Aquelas palavras despedaçaram o que restava do meu coração.
— Não há nada a desculpar… — murmurei, sem forças.
Os esqueletos voltaram a avançar e, dessa vez, não lutei. Não havia propósito. Suas mãos ossudas me agarraram, dedos frios se cravando em minha pele, forçando-me ao chão.
Drael se aproximou, seu fedor pútrido invadindo minhas narinas. Ele riu, um som baixo e cruel.
— Você achou que eu não sabia? Que estava alheio aos seus planos? — Ele inclinou a cabeça, fingindo curiosidade. — Nada aqui dentro me escapa, Ganimedes. Nada.
Minhas mãos se fecharam em punhos, mas não havia nada que eu pudesse fazer.
— Mas… — tentei protestar, minha voz saindo rouca.
— Ah, é tudo parte do meu plano — ele disse, como se estivesse se divertindo. — Eu os alimentei, os deixei confortáveis, nutri a esperança dentro de vocês. Sabe por quê?

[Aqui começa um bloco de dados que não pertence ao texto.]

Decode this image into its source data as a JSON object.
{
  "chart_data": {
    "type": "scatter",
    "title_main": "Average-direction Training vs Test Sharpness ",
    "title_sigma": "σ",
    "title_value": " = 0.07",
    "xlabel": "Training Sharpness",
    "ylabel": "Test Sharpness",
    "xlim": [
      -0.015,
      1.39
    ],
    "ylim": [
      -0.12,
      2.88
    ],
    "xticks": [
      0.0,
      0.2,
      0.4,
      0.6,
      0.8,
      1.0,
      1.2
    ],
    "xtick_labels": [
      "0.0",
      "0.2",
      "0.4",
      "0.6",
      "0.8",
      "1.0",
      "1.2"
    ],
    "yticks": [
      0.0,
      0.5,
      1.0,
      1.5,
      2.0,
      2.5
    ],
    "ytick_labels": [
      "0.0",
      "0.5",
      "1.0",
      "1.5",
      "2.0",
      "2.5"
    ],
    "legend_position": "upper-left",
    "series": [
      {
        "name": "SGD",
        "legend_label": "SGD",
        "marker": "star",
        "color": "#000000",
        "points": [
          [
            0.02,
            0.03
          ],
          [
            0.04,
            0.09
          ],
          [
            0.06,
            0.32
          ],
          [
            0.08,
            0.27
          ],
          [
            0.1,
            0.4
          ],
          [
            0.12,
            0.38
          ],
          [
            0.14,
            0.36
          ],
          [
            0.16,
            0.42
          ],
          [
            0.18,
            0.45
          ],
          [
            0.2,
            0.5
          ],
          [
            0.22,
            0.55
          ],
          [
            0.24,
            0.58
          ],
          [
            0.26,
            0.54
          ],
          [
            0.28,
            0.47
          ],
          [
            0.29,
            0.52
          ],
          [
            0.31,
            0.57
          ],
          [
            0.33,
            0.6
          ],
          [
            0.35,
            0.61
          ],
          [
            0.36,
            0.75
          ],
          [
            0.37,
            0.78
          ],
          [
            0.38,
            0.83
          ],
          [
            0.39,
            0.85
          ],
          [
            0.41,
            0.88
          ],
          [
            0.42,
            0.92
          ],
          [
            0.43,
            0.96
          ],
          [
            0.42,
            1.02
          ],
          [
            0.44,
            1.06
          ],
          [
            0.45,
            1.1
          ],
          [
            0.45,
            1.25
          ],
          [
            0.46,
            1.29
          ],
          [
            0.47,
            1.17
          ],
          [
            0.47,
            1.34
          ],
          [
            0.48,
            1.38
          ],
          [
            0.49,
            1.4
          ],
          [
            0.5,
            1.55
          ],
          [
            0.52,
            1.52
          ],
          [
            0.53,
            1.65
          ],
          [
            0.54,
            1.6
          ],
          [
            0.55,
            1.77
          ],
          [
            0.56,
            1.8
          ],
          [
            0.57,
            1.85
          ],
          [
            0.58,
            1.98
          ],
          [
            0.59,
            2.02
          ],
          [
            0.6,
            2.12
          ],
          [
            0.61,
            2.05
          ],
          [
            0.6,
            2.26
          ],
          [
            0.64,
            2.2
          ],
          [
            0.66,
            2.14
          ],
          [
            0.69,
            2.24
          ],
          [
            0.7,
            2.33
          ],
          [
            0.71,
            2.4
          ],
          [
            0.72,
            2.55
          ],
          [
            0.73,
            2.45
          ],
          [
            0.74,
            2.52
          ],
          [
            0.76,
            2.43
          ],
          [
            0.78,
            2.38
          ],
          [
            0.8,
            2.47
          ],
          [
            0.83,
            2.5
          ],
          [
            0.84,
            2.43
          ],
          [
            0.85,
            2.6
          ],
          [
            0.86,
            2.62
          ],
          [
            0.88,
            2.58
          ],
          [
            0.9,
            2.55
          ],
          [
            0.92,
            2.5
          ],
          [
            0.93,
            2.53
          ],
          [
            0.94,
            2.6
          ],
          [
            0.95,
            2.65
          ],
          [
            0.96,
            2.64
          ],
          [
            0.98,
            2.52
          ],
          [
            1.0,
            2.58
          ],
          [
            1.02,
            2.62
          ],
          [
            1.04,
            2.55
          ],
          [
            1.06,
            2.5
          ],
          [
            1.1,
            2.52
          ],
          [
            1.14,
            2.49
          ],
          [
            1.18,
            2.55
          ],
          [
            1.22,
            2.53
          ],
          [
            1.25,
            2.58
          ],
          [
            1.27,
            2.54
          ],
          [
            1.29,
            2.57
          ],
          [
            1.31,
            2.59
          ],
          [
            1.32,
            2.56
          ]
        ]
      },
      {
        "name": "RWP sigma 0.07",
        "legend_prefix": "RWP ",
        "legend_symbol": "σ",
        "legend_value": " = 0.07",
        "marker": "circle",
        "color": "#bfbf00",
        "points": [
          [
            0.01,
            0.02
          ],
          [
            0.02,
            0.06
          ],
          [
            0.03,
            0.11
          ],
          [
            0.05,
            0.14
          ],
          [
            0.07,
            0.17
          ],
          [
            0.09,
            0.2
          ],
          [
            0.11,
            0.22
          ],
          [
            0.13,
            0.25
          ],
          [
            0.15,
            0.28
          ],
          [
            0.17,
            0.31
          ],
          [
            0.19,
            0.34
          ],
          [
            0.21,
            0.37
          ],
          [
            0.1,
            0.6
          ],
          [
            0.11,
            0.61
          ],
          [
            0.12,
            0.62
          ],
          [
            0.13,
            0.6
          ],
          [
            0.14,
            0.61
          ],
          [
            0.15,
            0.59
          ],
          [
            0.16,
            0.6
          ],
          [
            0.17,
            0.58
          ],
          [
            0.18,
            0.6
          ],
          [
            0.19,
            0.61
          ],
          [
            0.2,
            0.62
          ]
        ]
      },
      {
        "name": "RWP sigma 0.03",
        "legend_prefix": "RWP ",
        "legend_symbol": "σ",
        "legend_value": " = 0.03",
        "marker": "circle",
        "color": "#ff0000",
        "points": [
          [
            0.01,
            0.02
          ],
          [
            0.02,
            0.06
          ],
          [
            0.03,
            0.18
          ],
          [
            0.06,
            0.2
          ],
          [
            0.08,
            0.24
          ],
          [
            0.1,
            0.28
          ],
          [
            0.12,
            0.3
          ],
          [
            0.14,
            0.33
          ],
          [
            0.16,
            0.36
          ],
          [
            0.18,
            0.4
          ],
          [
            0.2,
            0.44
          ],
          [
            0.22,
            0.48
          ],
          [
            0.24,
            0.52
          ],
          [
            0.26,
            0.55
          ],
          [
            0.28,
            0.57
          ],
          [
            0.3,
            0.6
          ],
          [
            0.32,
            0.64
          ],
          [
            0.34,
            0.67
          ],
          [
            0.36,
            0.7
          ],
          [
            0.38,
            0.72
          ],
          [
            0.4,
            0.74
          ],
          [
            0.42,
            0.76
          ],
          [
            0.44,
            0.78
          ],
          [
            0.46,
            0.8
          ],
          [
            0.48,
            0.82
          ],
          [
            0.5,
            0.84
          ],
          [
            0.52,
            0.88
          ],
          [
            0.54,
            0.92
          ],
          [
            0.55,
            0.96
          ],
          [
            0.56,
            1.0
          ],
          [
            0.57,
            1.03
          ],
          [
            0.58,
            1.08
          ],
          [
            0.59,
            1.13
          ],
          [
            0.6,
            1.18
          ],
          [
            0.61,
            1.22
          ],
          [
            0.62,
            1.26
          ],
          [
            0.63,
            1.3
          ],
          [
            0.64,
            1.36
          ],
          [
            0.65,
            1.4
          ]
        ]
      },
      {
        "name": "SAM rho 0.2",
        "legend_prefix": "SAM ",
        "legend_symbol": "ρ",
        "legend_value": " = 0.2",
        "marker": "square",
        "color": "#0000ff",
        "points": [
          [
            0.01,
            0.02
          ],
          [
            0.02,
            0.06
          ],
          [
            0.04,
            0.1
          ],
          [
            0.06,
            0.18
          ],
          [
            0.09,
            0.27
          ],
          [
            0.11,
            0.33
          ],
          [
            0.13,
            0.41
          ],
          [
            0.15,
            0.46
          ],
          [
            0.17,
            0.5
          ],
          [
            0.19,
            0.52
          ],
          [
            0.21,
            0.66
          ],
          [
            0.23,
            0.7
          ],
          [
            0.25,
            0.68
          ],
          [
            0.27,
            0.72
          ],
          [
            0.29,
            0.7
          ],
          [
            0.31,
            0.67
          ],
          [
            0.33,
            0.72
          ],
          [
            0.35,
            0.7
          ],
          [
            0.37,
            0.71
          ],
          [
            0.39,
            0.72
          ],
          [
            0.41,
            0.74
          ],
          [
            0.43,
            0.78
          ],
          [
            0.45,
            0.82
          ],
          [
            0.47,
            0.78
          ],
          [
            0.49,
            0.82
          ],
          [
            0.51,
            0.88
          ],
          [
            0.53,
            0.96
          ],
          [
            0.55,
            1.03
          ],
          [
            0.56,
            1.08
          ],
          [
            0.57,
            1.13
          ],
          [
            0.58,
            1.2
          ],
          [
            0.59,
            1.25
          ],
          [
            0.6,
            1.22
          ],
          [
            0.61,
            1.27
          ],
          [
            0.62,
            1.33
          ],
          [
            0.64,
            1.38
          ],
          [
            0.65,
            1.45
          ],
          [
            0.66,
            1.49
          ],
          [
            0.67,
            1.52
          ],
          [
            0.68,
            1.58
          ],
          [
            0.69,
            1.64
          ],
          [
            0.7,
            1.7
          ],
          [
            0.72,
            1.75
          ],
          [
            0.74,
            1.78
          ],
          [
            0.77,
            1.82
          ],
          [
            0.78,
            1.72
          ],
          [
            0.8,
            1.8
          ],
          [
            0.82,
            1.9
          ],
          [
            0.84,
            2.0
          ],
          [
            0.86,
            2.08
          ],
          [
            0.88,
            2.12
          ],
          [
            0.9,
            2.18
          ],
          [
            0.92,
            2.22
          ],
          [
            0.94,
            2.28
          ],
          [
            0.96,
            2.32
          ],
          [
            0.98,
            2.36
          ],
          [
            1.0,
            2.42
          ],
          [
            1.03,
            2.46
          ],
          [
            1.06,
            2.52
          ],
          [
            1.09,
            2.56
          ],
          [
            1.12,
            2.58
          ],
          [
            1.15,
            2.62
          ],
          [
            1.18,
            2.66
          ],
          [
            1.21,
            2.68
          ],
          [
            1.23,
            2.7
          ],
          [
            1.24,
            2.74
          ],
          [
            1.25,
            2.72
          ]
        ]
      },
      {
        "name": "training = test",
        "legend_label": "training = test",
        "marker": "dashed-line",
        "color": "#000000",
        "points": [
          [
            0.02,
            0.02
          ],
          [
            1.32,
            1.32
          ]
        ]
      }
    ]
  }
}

Ele se inclinou para perto do meu rosto, seu hálito fétido me fazendo querer vomitar.
— Porque nada destrói um espírito como a quebra da esperança. Não há tortura mais eficiente. Não há golpe mais fatal do que arrancar a única luz no fim do túnel.
Aquela verdade cruel afundou em mim como um punhal.
Meus olhos foram para Nix novamente. Ela ainda chorava, sua expressão uma mistura de medo e culpa. Meu sonho de liberdade, nossa esperança, não passava de um jogo doentio na mente de Drael. Uma ilusão que ele mesmo tinha alimentado, apenas para nos destruir da pior maneira possível.
Drael riu, chamando minha atenção de volta.
— Sabe por que deixei sua querida raposinha viva até agora? — perguntou, brincando com um dos cachos de Nix. — Por que eu a dei a você como um agrado?
Eu o encarei, minha raiva crescendo, mas impotente diante da realidade.
Ele estalou os lábios, satisfeito consigo mesmo.
— Você tem um propósito, Ganimedes. E ela tem o dela. O corpo de um humano é moldável, adaptável. Mas a alma de uma Vulpina? Ah… essa é forte. E será o combustível perfeito para a ressurreição do meu mestre e rei.
Os olhos de Nix se arregalaram em horror absoluto.
Ela soltou um grito sufocado quando ele a puxou com brutalidade, arrastando-a pelo corredor como se fosse nada mais do que um peso morto.
— Tragam-no — ordenou aos esqueletos, sem sequer olhar para mim. — Está na hora de trazer o mestre de volta.
E eu, impotente, fui arrastado para o que parecia ser o nosso fim.